Plaintiffs’ lawyers have made the most of Prop 65. The initiative allowed for private enforcement through lawsuits in addition to public enforcement by the Attorney General’s office. Records of the settlements reached each year are posted on the Attorney General’s website, and they tell an interesting story. In 2011 alone, 15 private plaintiffs settled 327 cases for $15.8 million, compared to the 11 settlements reached by the Attorney General’s office for $395,000. Of the $15.8 million in private settlements, almost 75% went to attorney’s fees! If you look through the settlements in previous years, you’ll find that these kinds of attorney’s fees are the norm and that the list of plaintiffs is very similar year to year.

Now we have Prop 37 to create warning labels on genetically engineered (GE) food and, guess what? It was submitted by plaintiffs’ lawyer James Wheaton, who helped write Prop 65 and is the President of the Environmental Law Foundation, which is one of the plaintiffs you will find year after year on the list of Prop 65 settlements. Prop 37 also allows for private enforcement by plaintiffs’ lawyers, meaning they will have a new way to make money by going around suing farmers, grocers, and small businesses for the lack of a warning sticker.

At least Prop 65 was targeted at toxic chemicals that can cause harm, (although the list of chemicals that applies to Prop 65 has gotten out of control) but when it comes to GE food, there is no medical evidence that it causes harm! GE food is very common. Roughly 90 percent of all corn and soybeans grown in the U.S. come from GE seeds. The World Health Organization, the American Medical Association, and the U.S. Food & Drug Administration, among other reputable organizations, all agree that GE food is safe!

Under Prop 37, for every product that is not labeled, there must be documentation showing why the product is exempt, which means a retailer will either need a sworn statement from the producer or independent verification that the product does not include GE ingredients.

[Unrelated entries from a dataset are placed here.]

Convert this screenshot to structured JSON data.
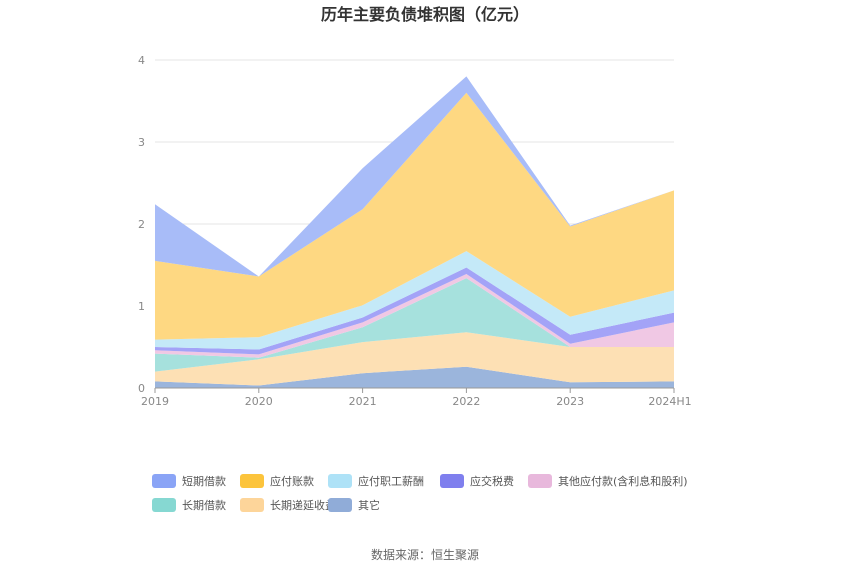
{
  "chart_data": {
    "type": "area",
    "stacked": true,
    "title": "历年主要负债堆积图（亿元）",
    "categories": [
      "2019",
      "2020",
      "2021",
      "2022",
      "2023",
      "2024H1"
    ],
    "ylim": [
      0,
      4
    ],
    "yticks": [
      "0",
      "1",
      "2",
      "3",
      "4"
    ],
    "grid": true,
    "legend_position": "bottom",
    "series": [
      {
        "name": "其它",
        "color": "#9bb5dc",
        "values": [
          0.08,
          0.03,
          0.18,
          0.26,
          0.07,
          0.08
        ]
      },
      {
        "name": "长期递延收益",
        "color": "#fde0b4",
        "values": [
          0.12,
          0.32,
          0.38,
          0.42,
          0.43,
          0.42
        ]
      },
      {
        "name": "长期借款",
        "color": "#a6e1dd",
        "values": [
          0.22,
          0.02,
          0.18,
          0.66,
          0.0,
          0.0
        ]
      },
      {
        "name": "其他应付款(含利息和股利)",
        "color": "#f0c8e4",
        "values": [
          0.04,
          0.04,
          0.06,
          0.05,
          0.04,
          0.3
        ]
      },
      {
        "name": "应交税费",
        "color": "#a3a3f7",
        "values": [
          0.04,
          0.06,
          0.06,
          0.08,
          0.11,
          0.12
        ]
      },
      {
        "name": "应付职工薪酬",
        "color": "#c4e9f8",
        "values": [
          0.09,
          0.15,
          0.15,
          0.2,
          0.22,
          0.27
        ]
      },
      {
        "name": "应付账款",
        "color": "#fed882",
        "values": [
          0.96,
          0.74,
          1.17,
          1.93,
          1.1,
          1.22
        ]
      },
      {
        "name": "短期借款",
        "color": "#a8bcf8",
        "values": [
          0.69,
          0.0,
          0.5,
          0.2,
          0.01,
          0.0
        ]
      }
    ],
    "legend": [
      {
        "name": "短期借款",
        "color": "#8aa4f6"
      },
      {
        "name": "应付账款",
        "color": "#fcc43c"
      },
      {
        "name": "应付职工薪酬",
        "color": "#aee2f7"
      },
      {
        "name": "应交税费",
        "color": "#7f7fee"
      },
      {
        "name": "其他应付款(含利息和股利)",
        "color": "#e8b8dc"
      },
      {
        "name": "长期借款",
        "color": "#86d8d2"
      },
      {
        "name": "长期递延收益",
        "color": "#fdd59a"
      },
      {
        "name": "其它",
        "color": "#90acd8"
      }
    ]
  },
  "source": "数据来源：恒生聚源"
}
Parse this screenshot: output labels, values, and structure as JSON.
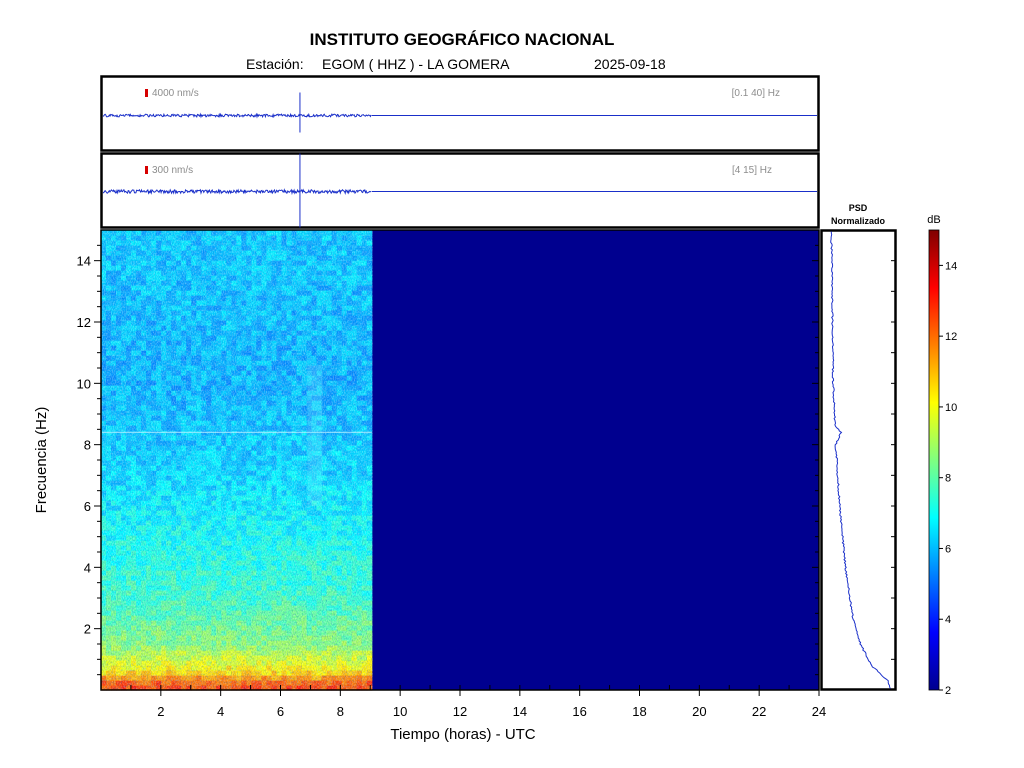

Farmers and food manufacturers will of course have to keep their own records in order to protect themselves.

And with any slip up at any point along the way, they could be hit with a lawsuit.

Retailers are free to label their foods if there is a clientele they are trying cater to. But there is no need to create a litigation morass by empowering plaintiffs’ lawyers to target our food industry.

Everywhere we go, we see the Prop 65 warning labels – meaningless and ignored by all but the handful of lawyers who make millions off their absence. Let’s not have a repeat with Prop 37.